Option 3: Move semaphores completely into the client
In this scenario, the wine server can never be exposed to corrupted 
data. It is very fast when locking can be performed in the client, but 
very complicated and potentially slower for mixed locks. Calls to 
WaitForMultipleObjectsEx containing both semaphores and other objects 
(especially with bWaitAll = TRUE) may require multiple request/reply 
cycles to complete. The client must successfully lock the semaphores 
prior to the server calling satisfied on the server-side objects.

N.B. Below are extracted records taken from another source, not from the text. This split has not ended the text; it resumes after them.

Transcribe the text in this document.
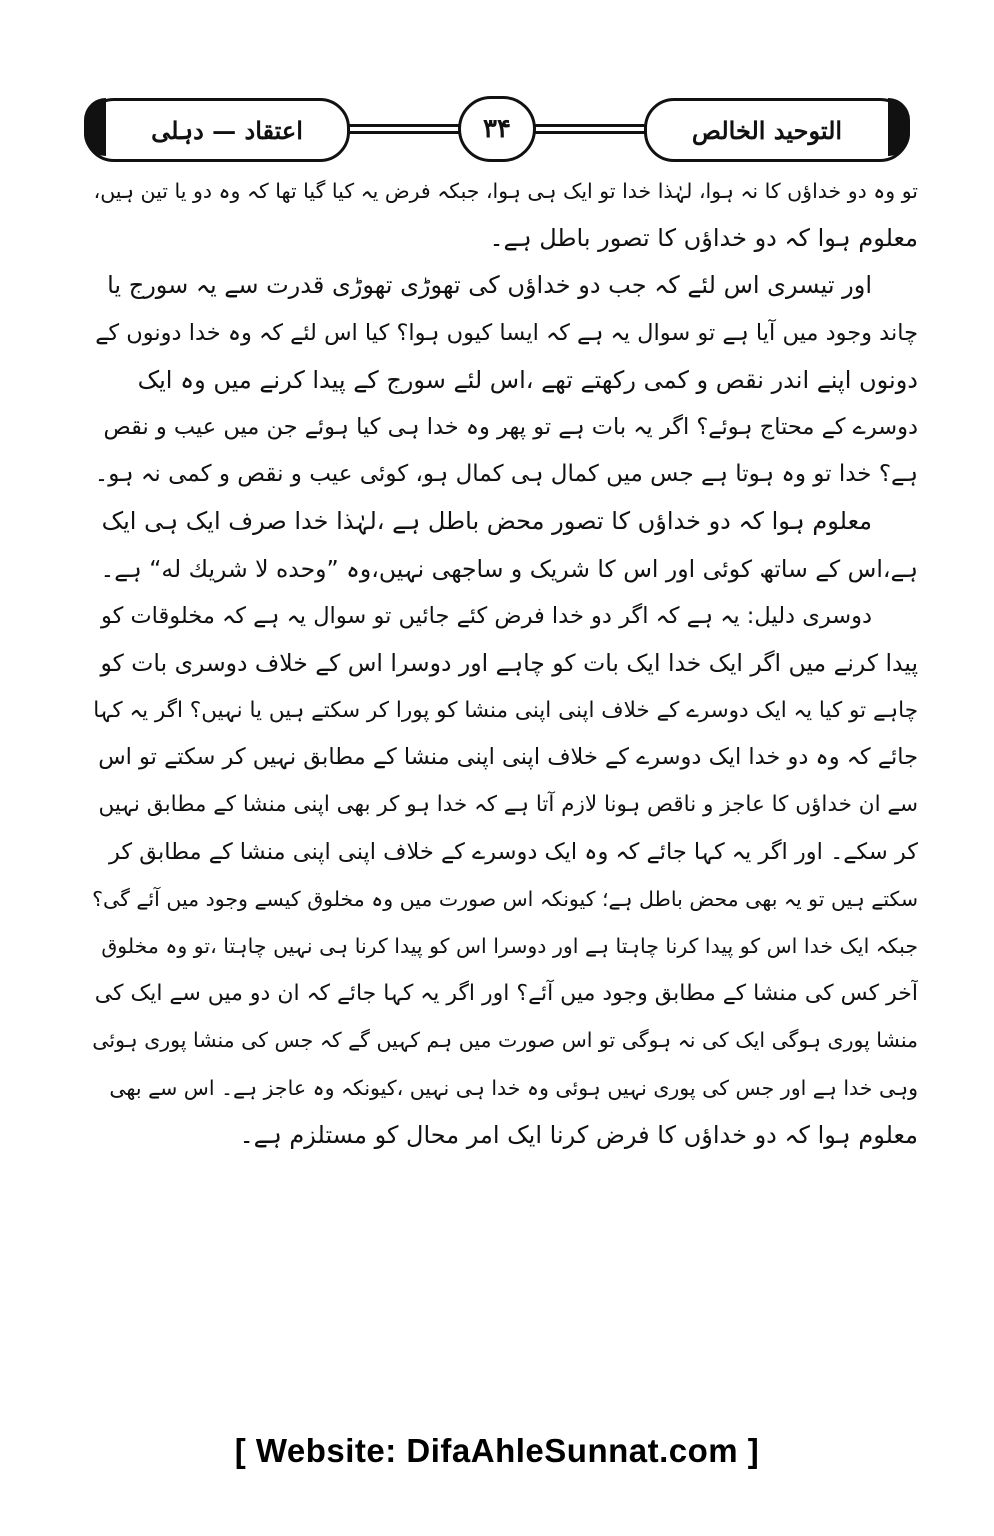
التوحید الخالص
۳۴
اعتقاد — دہلی
تو وہ دو خداؤں کا نہ ہوا، لہٰذا خدا تو ایک ہی ہوا، جبکہ فرض یہ کیا گیا تھا کہ وہ دو یا تین ہیں،
معلوم ہوا کہ دو خداؤں کا تصور باطل ہے۔
اور تیسری اس لئے کہ جب دو خداؤں کی تھوڑی تھوڑی قدرت سے یہ سورج یا
چاند وجود میں آیا ہے تو سوال یہ ہے کہ ایسا کیوں ہوا؟ کیا اس لئے کہ وہ خدا دونوں کے
دونوں اپنے اندر نقص و کمی رکھتے تھے ،اس لئے سورج کے پیدا کرنے میں وہ ایک
دوسرے کے محتاج ہوئے؟ اگر یہ بات ہے تو پھر وہ خدا ہی کیا ہوئے جن میں عیب و نقص
ہے؟ خدا تو وہ ہوتا ہے جس میں کمال ہی کمال ہو، کوئی عیب و نقص و کمی نہ ہو۔
معلوم ہوا کہ دو خداؤں کا تصور محض باطل ہے ،لہٰذا خدا صرف ایک ہی ایک
ہے،اس کے ساتھ کوئی اور اس کا شریک و ساجھی نہیں،وہ ”وحده لا شريك له“ ہے۔
دوسری دلیل: یہ ہے کہ اگر دو خدا فرض کئے جائیں تو سوال یہ ہے کہ مخلوقات کو
پیدا کرنے میں اگر ایک خدا ایک بات کو چاہے اور دوسرا اس کے خلاف دوسری بات کو
چاہے تو کیا یہ ایک دوسرے کے خلاف اپنی اپنی منشا کو پورا کر سکتے ہیں یا نہیں؟ اگر یہ کہا
جائے کہ وہ دو خدا ایک دوسرے کے خلاف اپنی اپنی منشا کے مطابق نہیں کر سکتے تو اس
سے ان خداؤں کا عاجز و ناقص ہونا لازم آتا ہے کہ خدا ہو کر بھی اپنی منشا کے مطابق نہیں
کر سکے۔ اور اگر یہ کہا جائے کہ وہ ایک دوسرے کے خلاف اپنی اپنی منشا کے مطابق کر
سکتے ہیں تو یہ بھی محض باطل ہے؛ کیونکہ اس صورت میں وہ مخلوق کیسے وجود میں آئے گی؟
جبکہ ایک خدا اس کو پیدا کرنا چاہتا ہے اور دوسرا اس کو پیدا کرنا ہی نہیں چاہتا ،تو وہ مخلوق
آخر کس کی منشا کے مطابق وجود میں آئے؟ اور اگر یہ کہا جائے کہ ان دو میں سے ایک کی
منشا پوری ہوگی ایک کی نہ ہوگی تو اس صورت میں ہم کہیں گے کہ جس کی منشا پوری ہوئی
وہی خدا ہے اور جس کی پوری نہیں ہوئی وہ خدا ہی نہیں ،کیونکہ وہ عاجز ہے۔ اس سے بھی
معلوم ہوا کہ دو خداؤں کا فرض کرنا ایک امر محال کو مستلزم ہے۔
[ Website: DifaAhleSunnat.com ]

Here is an optimistic use case that only requires a single request/reply 
cycle

 1. WaitForMultipleObjectsEx is called with bWaitAll = TRUE and a mix of
    semaphores and other objects
 2. Client calls trywait on all semaphores, which succeeds.
 3. Client passes request to server (with semaphore states) and blocks
    on pipe
 4. Server gets value of all server-side objects and determines that the
    condition can be satisfied, so calls satisfied on all objects
 5. Server sends response to client
 6. Client wakes up and completes the wait call.

Here is a slightly less optimistic case

 1. WaitForMultipleObjectsEx is called with bWaitAll = TRUE and a mix of
    semaphores and other objects
 2. Client calls trywait on all semaphores, which fails on one semaphore.
 3. Client rolls back locks on all which had succeeded.
 4. Client passes request to server (with semaphore states)
 5. Client blocks on the semaphore that was locked and the server pipe
 6. Server updates thread status (blocking on native object)
 7. Semaphore is signaled and client wakes up
 8. Lock is obtained on semaphore that was previously locked
 9. Client now calls trywait on remaining semaphores which again succeeds.
10. Client sends update to server and blocks on pipe
11. Server checks all server-side objects, which are all signaled, so
    calls satisfied on all objects
12. Server updates thread status and notifies client
13. Client wakes up and completes wait call.

As you can see this can get more complicated. If the server discovers 
that an server object isn't signaled it will have to notify the client 
to rollback the locks and wait for server objects to be ready.

So which of these solution is most appealing to you?